Kemudian pola ruang kampung-kampung prajurit Kraton. Sedangkan keistimewaan tata ruang dalam praktiknya diwujudkan dalam kawasan Jero Beteng. Ia menambahkan, keistimewaan tata ruang Kota Yogakarta merupakan warisan berharga dari Pangeran Mangkubumi.
Bahkan, semua prinsip pembangunan kota yang berkonsep budya Jawa telah diwujudkan di Kota Yogyakarta. Suryanto mengibaratkan Kota Yogyakarta sebagai model pembangunan kota berbasis budaya. Ia pun menyimpulkan, tata ruang kota Yogyakarta adalah mahakarya Hamengku Buwono I.
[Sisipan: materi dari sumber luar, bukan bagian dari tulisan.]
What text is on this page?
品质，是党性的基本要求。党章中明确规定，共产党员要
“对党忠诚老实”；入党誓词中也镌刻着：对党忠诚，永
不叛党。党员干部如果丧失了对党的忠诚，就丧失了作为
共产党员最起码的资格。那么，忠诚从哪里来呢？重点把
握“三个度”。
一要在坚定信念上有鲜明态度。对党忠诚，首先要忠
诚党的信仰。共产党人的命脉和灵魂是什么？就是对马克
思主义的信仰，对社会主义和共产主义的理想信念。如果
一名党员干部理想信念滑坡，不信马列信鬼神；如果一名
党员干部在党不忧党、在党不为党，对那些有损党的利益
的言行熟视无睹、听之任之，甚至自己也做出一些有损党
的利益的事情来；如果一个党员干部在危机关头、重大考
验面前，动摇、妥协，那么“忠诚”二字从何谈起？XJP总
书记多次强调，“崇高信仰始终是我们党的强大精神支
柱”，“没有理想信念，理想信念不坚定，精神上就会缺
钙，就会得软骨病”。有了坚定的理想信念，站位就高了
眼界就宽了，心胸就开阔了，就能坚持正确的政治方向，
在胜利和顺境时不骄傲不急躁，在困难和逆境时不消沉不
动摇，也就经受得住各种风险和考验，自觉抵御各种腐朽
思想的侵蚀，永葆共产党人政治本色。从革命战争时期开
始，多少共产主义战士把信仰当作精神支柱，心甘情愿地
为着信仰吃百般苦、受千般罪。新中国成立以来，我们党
"Tidak ada raja Jawa yang mempunyai kemampuan sebanding dengan beliau dalam membangun kota," terangnya. Namun, konsep pembangunan kota saat ini, justru dikembangkan lewat pengetahuan modern yang berbasis pada negara barat.
Ia berpendapat, apabila sejarah dan budaya menjadi haluan pembagunan, maka keistimewaan Kota Yogyakarta bisa tetap lestari. "Tapi jika ekonomi yang menjadi haluan, mungkin kita harus mengucapkan selamat tinggal keistimewaan (Kota Yogyakarta)," Ujar Suryanto.